The Biden administration can appeal that decision, but the appeal would first go to the Fifth Circuit Court of Appeals, a very conservative bench dominated by Republican appointees (12 of 16 active justices, including six appointed by Trump ). Since other federal courts have accepted arguments that Bostock’s reasoning can be applied to Title IX and by reference to the ACA, a decision affirming Kacsmaryk’s decision would create a split in circuit authority that could lead to review by the Supreme Court, so this case, Neese v.

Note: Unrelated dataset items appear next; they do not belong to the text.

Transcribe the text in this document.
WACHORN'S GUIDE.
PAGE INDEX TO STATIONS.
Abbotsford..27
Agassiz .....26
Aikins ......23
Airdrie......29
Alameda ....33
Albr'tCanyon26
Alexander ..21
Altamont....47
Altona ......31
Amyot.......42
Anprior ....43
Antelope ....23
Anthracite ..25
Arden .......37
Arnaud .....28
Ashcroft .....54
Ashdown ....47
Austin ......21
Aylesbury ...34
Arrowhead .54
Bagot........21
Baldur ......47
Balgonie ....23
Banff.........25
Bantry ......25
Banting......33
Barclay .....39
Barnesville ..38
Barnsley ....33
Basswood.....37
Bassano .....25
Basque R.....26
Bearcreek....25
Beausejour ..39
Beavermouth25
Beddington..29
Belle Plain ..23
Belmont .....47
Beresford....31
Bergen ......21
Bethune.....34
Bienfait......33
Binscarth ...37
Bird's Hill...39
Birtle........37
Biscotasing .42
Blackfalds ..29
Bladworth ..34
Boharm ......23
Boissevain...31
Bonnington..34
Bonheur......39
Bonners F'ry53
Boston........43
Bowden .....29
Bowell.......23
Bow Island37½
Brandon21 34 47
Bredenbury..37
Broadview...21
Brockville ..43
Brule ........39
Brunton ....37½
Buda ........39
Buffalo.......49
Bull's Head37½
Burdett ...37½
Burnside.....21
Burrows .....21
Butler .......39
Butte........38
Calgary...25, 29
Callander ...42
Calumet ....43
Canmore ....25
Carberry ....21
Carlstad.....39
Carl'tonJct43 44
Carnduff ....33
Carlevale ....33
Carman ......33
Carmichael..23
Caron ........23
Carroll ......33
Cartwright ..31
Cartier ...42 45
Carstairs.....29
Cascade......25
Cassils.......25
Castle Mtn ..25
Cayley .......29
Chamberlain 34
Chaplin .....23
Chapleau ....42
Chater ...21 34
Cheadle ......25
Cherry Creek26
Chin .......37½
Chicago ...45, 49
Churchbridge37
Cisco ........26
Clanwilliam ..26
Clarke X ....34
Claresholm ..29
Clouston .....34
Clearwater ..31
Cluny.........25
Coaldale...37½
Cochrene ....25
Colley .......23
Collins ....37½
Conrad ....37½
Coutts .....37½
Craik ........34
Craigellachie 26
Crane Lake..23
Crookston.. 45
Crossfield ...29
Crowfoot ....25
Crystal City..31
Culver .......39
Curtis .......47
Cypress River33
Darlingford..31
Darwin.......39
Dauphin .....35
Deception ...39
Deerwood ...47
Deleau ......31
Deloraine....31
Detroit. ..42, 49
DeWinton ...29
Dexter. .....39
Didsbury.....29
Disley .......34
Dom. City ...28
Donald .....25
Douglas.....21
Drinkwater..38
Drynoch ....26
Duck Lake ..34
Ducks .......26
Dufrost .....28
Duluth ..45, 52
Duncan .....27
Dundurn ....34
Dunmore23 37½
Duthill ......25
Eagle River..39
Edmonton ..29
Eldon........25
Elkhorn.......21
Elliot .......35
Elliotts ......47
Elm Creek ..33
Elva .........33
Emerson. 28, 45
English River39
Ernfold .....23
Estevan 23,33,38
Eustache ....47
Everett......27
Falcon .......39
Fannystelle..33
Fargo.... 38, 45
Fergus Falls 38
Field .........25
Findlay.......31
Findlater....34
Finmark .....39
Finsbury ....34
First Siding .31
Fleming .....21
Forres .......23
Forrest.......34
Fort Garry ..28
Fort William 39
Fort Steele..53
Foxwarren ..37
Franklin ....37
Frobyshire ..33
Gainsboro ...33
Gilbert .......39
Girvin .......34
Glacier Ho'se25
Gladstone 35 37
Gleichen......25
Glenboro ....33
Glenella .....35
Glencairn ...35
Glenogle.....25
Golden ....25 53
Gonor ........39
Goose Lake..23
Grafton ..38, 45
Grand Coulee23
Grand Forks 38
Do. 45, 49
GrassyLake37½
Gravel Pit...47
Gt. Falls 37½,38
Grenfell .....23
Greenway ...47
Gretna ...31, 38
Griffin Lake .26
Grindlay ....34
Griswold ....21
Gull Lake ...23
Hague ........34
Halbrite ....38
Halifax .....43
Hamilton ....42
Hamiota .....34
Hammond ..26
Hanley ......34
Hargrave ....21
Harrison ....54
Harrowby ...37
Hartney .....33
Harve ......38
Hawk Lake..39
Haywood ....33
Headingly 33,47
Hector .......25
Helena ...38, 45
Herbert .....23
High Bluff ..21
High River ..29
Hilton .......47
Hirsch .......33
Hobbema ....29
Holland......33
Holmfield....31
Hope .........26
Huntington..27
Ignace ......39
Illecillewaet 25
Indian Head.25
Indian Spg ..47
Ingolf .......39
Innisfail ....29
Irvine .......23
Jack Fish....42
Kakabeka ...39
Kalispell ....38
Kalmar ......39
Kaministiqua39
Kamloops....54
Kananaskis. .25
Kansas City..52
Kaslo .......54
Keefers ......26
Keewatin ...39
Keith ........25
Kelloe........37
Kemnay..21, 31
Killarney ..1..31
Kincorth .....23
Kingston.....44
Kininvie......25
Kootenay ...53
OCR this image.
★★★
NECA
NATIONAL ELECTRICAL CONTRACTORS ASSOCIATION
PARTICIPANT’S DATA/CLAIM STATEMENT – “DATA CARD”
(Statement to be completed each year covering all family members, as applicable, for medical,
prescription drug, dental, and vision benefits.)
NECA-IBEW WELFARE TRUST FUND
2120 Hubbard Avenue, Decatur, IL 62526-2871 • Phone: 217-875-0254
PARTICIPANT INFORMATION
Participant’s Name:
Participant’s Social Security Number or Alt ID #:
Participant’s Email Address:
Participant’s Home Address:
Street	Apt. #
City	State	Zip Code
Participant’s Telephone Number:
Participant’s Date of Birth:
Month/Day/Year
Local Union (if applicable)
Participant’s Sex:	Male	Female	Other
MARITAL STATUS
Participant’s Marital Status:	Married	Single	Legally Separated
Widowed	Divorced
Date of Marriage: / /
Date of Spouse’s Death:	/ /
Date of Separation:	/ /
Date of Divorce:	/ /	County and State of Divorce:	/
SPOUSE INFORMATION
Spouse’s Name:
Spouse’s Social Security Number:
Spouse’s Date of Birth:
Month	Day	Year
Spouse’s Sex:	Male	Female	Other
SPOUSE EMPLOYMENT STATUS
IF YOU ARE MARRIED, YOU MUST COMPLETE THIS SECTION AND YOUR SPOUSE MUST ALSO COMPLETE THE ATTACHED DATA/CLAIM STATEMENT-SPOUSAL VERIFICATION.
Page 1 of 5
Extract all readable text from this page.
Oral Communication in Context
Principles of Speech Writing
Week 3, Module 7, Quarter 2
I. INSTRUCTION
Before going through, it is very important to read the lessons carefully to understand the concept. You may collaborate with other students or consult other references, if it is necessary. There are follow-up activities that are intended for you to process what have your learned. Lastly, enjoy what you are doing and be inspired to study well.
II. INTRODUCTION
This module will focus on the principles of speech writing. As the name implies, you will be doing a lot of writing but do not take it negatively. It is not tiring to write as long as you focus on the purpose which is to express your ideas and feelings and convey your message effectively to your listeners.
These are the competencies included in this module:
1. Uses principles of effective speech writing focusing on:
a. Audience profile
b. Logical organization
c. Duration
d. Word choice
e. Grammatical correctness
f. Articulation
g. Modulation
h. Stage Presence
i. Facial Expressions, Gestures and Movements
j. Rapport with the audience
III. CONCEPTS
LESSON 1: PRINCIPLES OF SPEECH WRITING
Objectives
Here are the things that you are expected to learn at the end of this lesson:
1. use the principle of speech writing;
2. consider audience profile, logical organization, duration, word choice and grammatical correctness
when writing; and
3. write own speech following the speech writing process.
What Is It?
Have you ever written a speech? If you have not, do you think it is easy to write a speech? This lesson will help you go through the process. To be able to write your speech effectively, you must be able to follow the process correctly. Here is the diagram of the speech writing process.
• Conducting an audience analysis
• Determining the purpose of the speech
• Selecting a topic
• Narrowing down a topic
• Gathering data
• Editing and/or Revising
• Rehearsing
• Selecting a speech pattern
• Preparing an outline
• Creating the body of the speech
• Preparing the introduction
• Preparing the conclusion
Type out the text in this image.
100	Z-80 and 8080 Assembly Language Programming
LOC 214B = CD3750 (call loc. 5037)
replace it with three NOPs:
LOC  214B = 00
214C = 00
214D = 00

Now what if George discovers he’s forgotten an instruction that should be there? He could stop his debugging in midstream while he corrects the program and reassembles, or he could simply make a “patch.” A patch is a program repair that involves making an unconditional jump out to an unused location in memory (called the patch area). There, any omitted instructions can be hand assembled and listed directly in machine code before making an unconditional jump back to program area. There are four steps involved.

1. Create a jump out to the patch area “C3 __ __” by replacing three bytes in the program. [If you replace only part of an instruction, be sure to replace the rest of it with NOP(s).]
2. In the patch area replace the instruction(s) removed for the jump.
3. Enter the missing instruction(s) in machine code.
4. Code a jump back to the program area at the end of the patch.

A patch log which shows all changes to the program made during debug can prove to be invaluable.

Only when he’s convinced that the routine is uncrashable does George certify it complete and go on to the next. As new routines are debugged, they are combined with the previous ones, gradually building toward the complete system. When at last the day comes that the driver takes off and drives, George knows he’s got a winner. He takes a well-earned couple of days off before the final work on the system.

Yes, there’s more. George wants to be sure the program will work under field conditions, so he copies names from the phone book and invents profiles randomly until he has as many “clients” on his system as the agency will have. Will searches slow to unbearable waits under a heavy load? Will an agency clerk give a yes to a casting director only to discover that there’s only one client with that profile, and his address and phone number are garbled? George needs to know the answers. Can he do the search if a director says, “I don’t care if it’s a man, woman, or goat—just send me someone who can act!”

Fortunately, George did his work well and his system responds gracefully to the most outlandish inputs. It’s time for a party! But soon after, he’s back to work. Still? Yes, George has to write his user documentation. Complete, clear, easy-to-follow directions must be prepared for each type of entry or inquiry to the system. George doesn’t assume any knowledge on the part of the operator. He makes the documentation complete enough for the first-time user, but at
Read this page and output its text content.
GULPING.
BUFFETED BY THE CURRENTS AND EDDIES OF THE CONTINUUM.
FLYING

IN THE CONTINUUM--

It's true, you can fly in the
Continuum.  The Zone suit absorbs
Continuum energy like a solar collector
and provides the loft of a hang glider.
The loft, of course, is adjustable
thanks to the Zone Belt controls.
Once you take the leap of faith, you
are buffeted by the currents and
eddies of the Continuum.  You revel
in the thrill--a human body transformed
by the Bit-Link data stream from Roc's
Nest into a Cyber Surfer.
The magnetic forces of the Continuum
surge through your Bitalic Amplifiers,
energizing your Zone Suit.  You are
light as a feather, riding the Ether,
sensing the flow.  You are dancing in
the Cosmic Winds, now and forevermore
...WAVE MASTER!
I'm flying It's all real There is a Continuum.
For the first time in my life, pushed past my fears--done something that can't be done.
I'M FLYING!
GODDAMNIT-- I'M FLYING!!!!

Becerra, could result in a major repudiation of the Biden administration’s policy to prevent discrimination against LGBTQ Americans under numerous federal laws other than Title VII.
The plaintiffs are represented by America First Legal Foundation, a litigation group formed by Trump administration ‘alumni’, one of whose goals is to get the courts to strike down contrary Biden administration policies. the policies of the Trump administration.